Audrey can’t even take off her dark glasses inside her home – a house that her chaotic but well-meaning family fill to the brim with their big personalities. Despite the heavy subject, Finding Audrey has several moments of levity. The LOLs are provided by Audrey’s over-protective mum, Anne, who is easily the scene stealer throughout.
Did Kinsella base Anne on anyone she knows? “Actually, no. But my children assume it is me,” she answers, the wryness coming across even in an e-mail. “In fact, every mother I know says their children think the mum is based on them.”
Like all of Kinsella’s fictional creations, Audrey is a flawed character with her insecurities and moody temperament. “I don’t intentionally think, ‘What flaw shall I give this character?’” says Kinsella. “But everyone is flawed in one way or another, and it is from the flaws and humanity in each character that you get the drama, fun, and romance.”
Asked what qualities in Audrey are apparent in her, Kinsella replies, “I’m very close to my family, and this is one of Audrey’s strongest characteristics.”
Kinsella hopes that teen readers will be inspired by Audrey’s journey. “I hope they laugh and are touched … she is so brave and good-humoured and her story is a positive one. I hope that anyone suffering from anxiety, bullying or even just teenage woes can take heart from her.

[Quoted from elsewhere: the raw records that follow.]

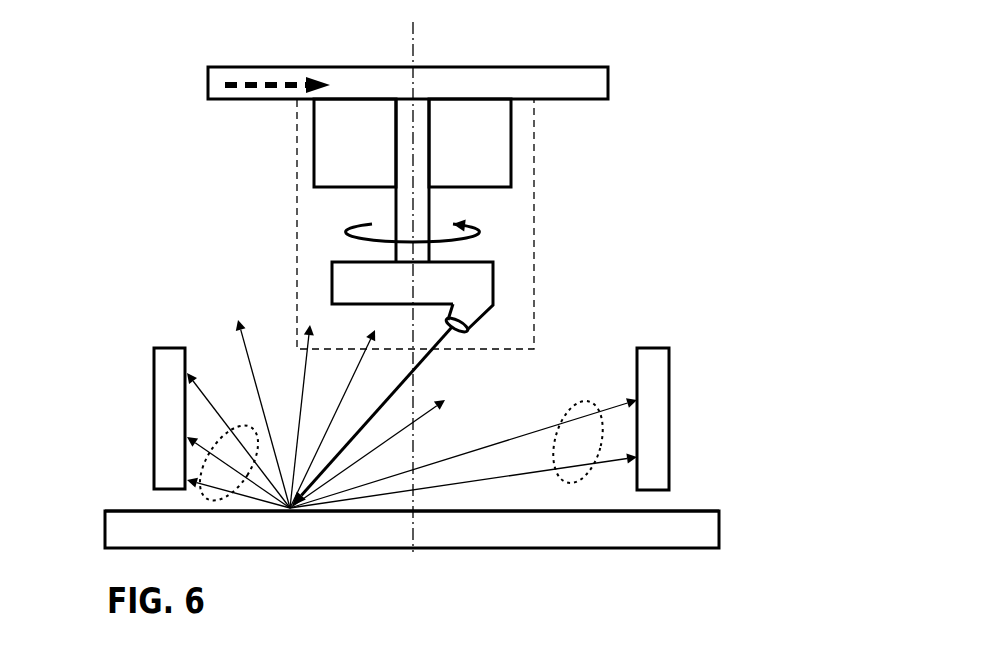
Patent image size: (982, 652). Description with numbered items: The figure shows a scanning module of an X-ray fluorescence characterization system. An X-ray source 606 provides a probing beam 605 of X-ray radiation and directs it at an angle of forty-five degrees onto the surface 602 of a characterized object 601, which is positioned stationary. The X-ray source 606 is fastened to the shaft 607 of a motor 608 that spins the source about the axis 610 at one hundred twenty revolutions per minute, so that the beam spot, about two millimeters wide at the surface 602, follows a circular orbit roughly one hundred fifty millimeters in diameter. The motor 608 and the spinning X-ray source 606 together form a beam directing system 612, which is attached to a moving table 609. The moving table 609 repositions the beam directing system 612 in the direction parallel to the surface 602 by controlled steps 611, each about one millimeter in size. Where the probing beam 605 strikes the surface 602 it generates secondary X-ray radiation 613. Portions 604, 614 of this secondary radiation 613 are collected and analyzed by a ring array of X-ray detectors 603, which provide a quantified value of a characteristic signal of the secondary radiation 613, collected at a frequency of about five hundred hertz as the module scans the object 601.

The characterized object 601 is at (702, 530).
The surface 602 is at (683, 511).
The ring array of X-ray detectors 603 is at (154, 420).
The portion of the secondary radiation 604 is at (568, 398).
The probing beam 605 is at (450, 398).
The X-ray source 606 is at (493, 283).
The shaft 607 is at (429, 205).
The motor 608 is at (511, 143).
The moving table 609 is at (573, 82).
The axis 610 is at (412, 48).
The controlled steps 611 is at (245, 77).
The beam directing system 612 is at (297, 225).
The secondary X-ray radiation 613 is at (277, 392).
The portion of the secondary radiation 614 is at (246, 458).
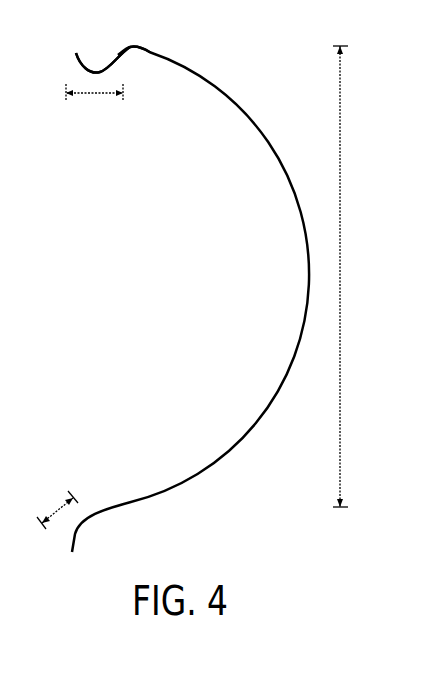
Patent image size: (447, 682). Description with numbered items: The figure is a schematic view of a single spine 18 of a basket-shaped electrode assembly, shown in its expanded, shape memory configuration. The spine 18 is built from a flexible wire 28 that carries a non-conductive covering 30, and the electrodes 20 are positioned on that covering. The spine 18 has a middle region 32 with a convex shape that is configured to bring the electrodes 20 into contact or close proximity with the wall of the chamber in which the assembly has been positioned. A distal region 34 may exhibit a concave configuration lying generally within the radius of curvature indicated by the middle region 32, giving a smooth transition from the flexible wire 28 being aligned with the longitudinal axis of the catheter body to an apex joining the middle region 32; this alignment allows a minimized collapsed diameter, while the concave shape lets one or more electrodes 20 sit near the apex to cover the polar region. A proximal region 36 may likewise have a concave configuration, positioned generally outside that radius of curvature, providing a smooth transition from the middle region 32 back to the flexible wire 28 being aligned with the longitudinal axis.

The spine 18 is at (139, 202).
The electrodes 20 is at (207, 78).
The flexible wire 28 is at (84, 64).
The non-conductive covering 30 is at (147, 52).
The middle region 32 is at (345, 248).
The distal region 34 is at (93, 100).
The proximal region 36 is at (53, 507).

“I also hope the book entertains parents of teens, though they’ll probably read it in quite a different way!” adds Kinsella, who just finished reading Wonder, a children’s novel by R.J. Palacio.
“It’s the story of August, a boy with acute facial disfigurements, who is venturing into the world of school for the first time,” explains Kinsella.
“The author lets us witness his journey from multiple viewpoints, reflecting his family and community. It’s thoughtful but never preachy. A great book.”
Last question: If Finding Audrey is ever made into a movie a la Shopaholic, which current actress best personifies her character?
“That’s really tricky,” says Kinsella. “Actually, I can’t imagine a well-known actress in the role, because Audrey is so individual. It would have to be a brilliant unknown teenage actress. Do you know any?”